Slashdot Mirror

← Back to Stories (view on slashdot.org)

Seeking Current Info on Linux Encrypted FS?

Posted by Cliff on from the protecting-your-personal-data dept.

slick_rick asks: "I'm looking for info on encrypted file systems under Linux to help my employers company move away from Microsoft centric solutions. However the latest HOWTO is two years old, the latest kernel patch dates back to April (and 2.4.3) and even the Sourceforge project has nearly zero documentation and appears to be very dead. Are slashdotters using encrypted file systems? If so, what are your experiences?" We last talked about this topic, just over a year ago, in this article.

6 of 297 comments (clear)

  1. Reiser4 by jeffphil · · Score: 5, Informative

    If you can wait until September 2002, ReiserFS v4 will have an encryption plugin builtin.

  2. Re:FreeBSD & NFS by stygian · · Score: 5, Informative

    csfd - that's what it was. The Cryptographic File System.... The readme for the FreeBSD port is:

    This is CFS, Matt Blaze's Cryptographic File System. It provides transparent encryption and decryption of selected directory trees. It is implemented as a user-level NFS server and thus does not require any kernel modifications.

    ftp://research.att.com/dist/mab/cfs.ps

  3. SuSE does this out of the box... by pwagland · · Score: 5, Informative
    I am not sure about the other distributions, but as of SuSE 7.2, they do this out of the box. The support was improved in 7.3.

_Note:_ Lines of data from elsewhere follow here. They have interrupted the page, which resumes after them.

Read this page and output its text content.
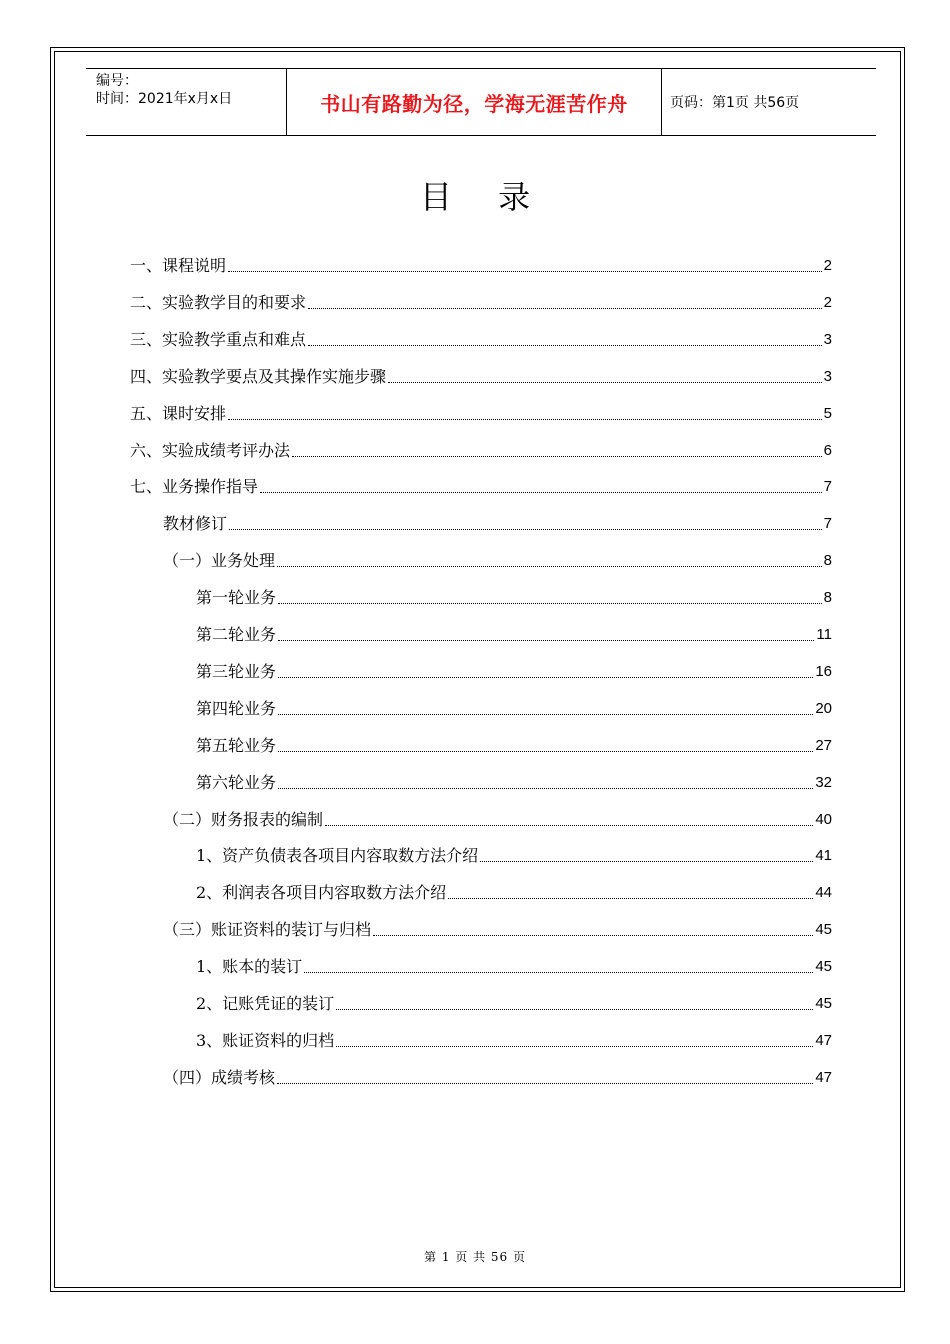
编号：
时间：2021年x月x日	书山有路勤为径，学海无涯苦作舟	页码：第1页 共56页
目 录
一、课程说明	2
二、实验教学目的和要求	2
三、实验教学重点和难点	3
四、实验教学要点及其操作实施步骤	3
五、课时安排	5
六、实验成绩考评办法	6
七、业务操作指导	7
教材修订	7
（一）业务处理	8
第一轮业务	8
第二轮业务	11
第三轮业务	16
第四轮业务	20
第五轮业务	27
第六轮业务	32
（二）财务报表的编制	40
1、资产负债表各项目内容取数方法介绍	41
2、利润表各项目内容取数方法介绍	44
（三）账证资料的装订与归档	45
1、账本的装订	45
2、记账凭证的装订	45
3、账证资料的归档	47
（四）成绩考核	47
第 1 页 共 56 页
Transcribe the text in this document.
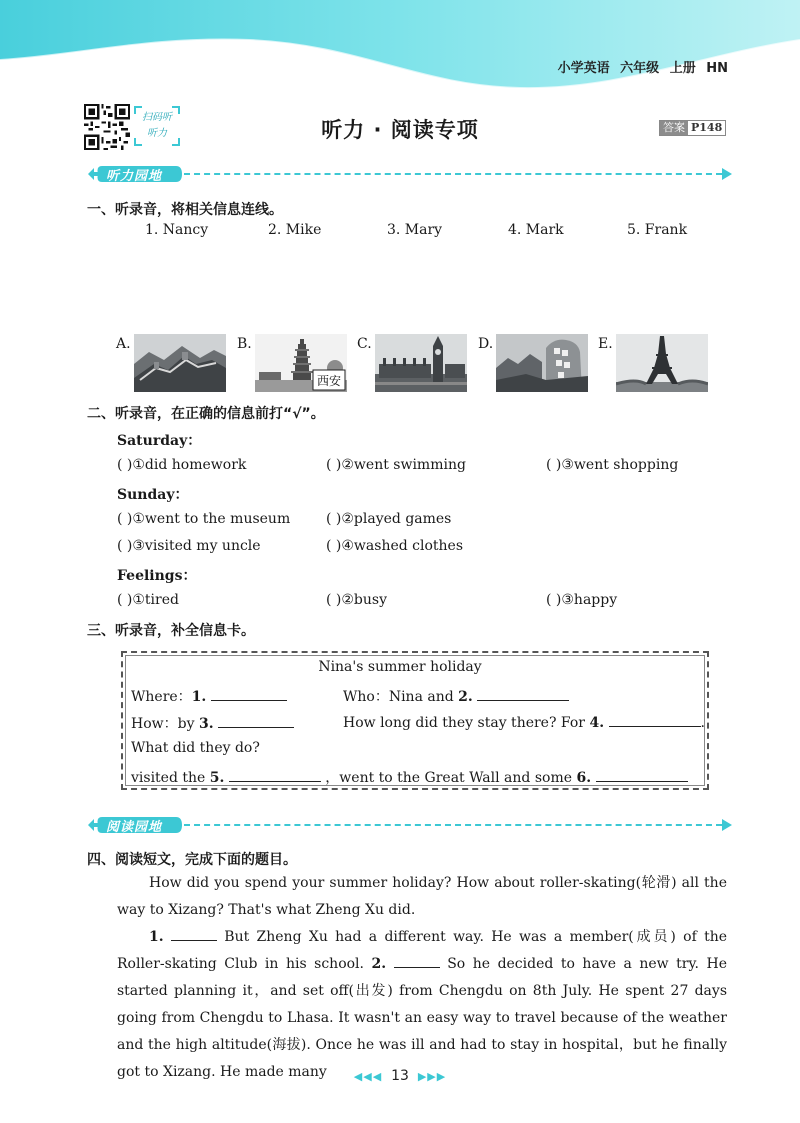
小学英语 六年级 上册 HN
扫码听听力	听力 · 阅读专项	答案 P148
听力园地
一、听录音，将相关信息连线。
1. Nancy	2. Mike	3. Mary	4. Mark	5. Frank
A.	B.
西安
C.	D.	E.
二、听录音，在正确的信息前打“√”。
Saturday：
( )①did homework	( )②went swimming	( )③went shopping
Sunday：
( )①went to the museum	( )②played games
( )③visited my uncle	( )④washed clothes
Feelings：
( )①tired	( )②busy	( )③happy
三、听录音，补全信息卡。
Nina's summer holiday
Where：1.	Who：Nina and 2.
How：by 3.	How long did they stay there? For 4.	.
What did they do?
visited the 5.	，went to the Great Wall and some 6.
阅读园地
四、阅读短文，完成下面的题目。
How did you spend your summer holiday? How about roller-skating(轮滑) all the way to Xizang? That's what Zheng Xu did.
1.	But Zheng Xu had a different way. He was a member(成员) of the Roller-skating Club in his school. 2.	So he decided to have a new try. He started planning it，and set off(出发) from Chengdu on 8th July. He spent 27 days going from Chengdu to Lhasa. It wasn't an easy way to travel because of the weather and the high altitude(海拔). Once he was ill and had to stay in hospital，but he finally got to Xizang. He made many	◀◀◀ 13 ▶▶▶
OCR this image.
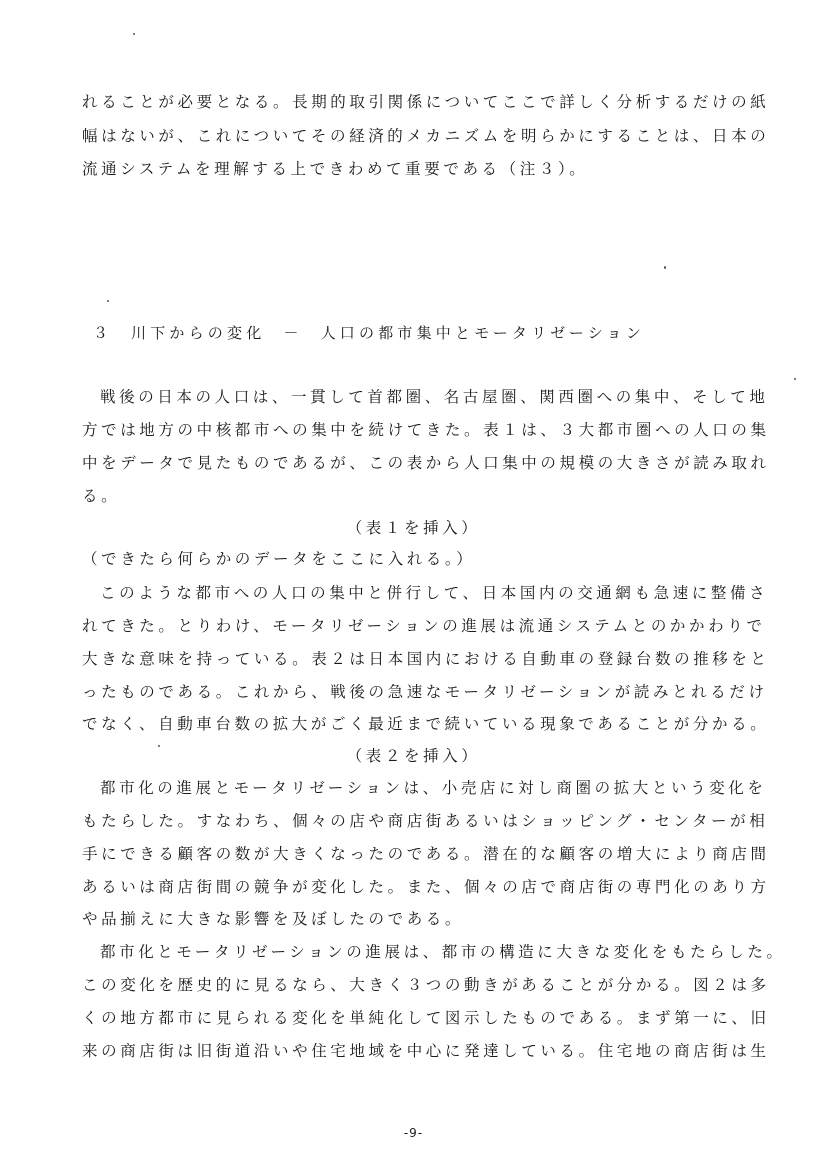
れることが必要となる。長期的取引関係についてここで詳しく分析するだけの紙
幅はないが、これについてその経済的メカニズムを明らかにすることは、日本の
流通システムを理解する上できわめて重要である（注３）。
３ 川下からの変化 － 人口の都市集中とモータリゼーション
戦後の日本の人口は、一貫して首都圏、名古屋圏、関西圏への集中、そして地
方では地方の中核都市への集中を続けてきた。表１は、３大都市圏への人口の集
中をデータで見たものであるが、この表から人口集中の規模の大きさが読み取れ
る。
（表１を挿入）
（できたら何らかのデータをここに入れる。）
このような都市への人口の集中と併行して、日本国内の交通網も急速に整備さ
れてきた。とりわけ、モータリゼーションの進展は流通システムとのかかわりで
大きな意味を持っている。表２は日本国内における自動車の登録台数の推移をと
ったものである。これから、戦後の急速なモータリゼーションが読みとれるだけ
でなく、自動車台数の拡大がごく最近まで続いている現象であることが分かる。
（表２を挿入）
都市化の進展とモータリゼーションは、小売店に対し商圏の拡大という変化を
もたらした。すなわち、個々の店や商店街あるいはショッピング・センターが相
手にできる顧客の数が大きくなったのである。潜在的な顧客の増大により商店間
あるいは商店街間の競争が変化した。また、個々の店で商店街の専門化のあり方
や品揃えに大きな影響を及ぼしたのである。
都市化とモータリゼーションの進展は、都市の構造に大きな変化をもたらした。
この変化を歴史的に見るなら、大きく３つの動きがあることが分かる。図２は多
くの地方都市に見られる変化を単純化して図示したものである。まず第一に、旧
来の商店街は旧街道沿いや住宅地域を中心に発達している。住宅地の商店街は生
-9-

    Note that this filesystem based encryption, not user based. I.e. you must enter a password to mount the filesystem, but after that it acts as a normal filesystem (but slower due to the aforementioned encryption).

    The way that SuSE do it is to have an encrypted block device, so that you can throw anything you want on top of it. Typically this would be a filesytem ;-)

    From the SuSE webpage:

    * A highlight of SuSE Linux security technology: the so-called "crypto file system". Secret or sensitive data is encrypted on your own PC. This method is so safe that even if your notebook ist stolen, nobody, absolutely nobody (!) has even the slightest chance of decrypting your data. In addition, the crypto file system is so smart that the thief will not even notice that encrypted data exists.
    1. Re:SuSE does this out of the box... by MKalus · · Score: 5, Informative

      Actually I am using this activly on my Notebook and I haven't really seen any performance degredation (It's a PII 366). The nice thing about it is: It completly prevents you from booting the box at all so the security on the notebook is greatly enhanced:

      - Login Bios Password (Yeah, no security there I know)
      - crypto FS
      - OS Security

      Now the two weak links are the BIOS password as well as the OS Security (just boot from CDROM and on you go), but everything on the /data/ partition is encrypted and the parition is invisible if you boot from a boot disk.

      Really neat.

      Michael

      --
      If you want to e-mail me, use my PGP Key.
  4. Deniability by Tet · · Score: 5, Informative

    Encrypted filesystems are useless without deniability. Rubberhose gives you that: http://www.rubberhose.org

    --
    "The invisible and the non-existent look very much alike." -- Delos B. McKown
  5. CryptoAPI by Agent_Leprechaun · · Score: 5, Informative

    Do a search on google for CryptoAPI. That's the new encrypted filesystem interface for linux. The pathes for 2.4.3 are old. I have an encrypted file system working with 2.4.16 patched with GRSecurity. You no longer need to patch the kernel with CryptoAPI, it just creates kernel modules that you install. It's pretty easy to do.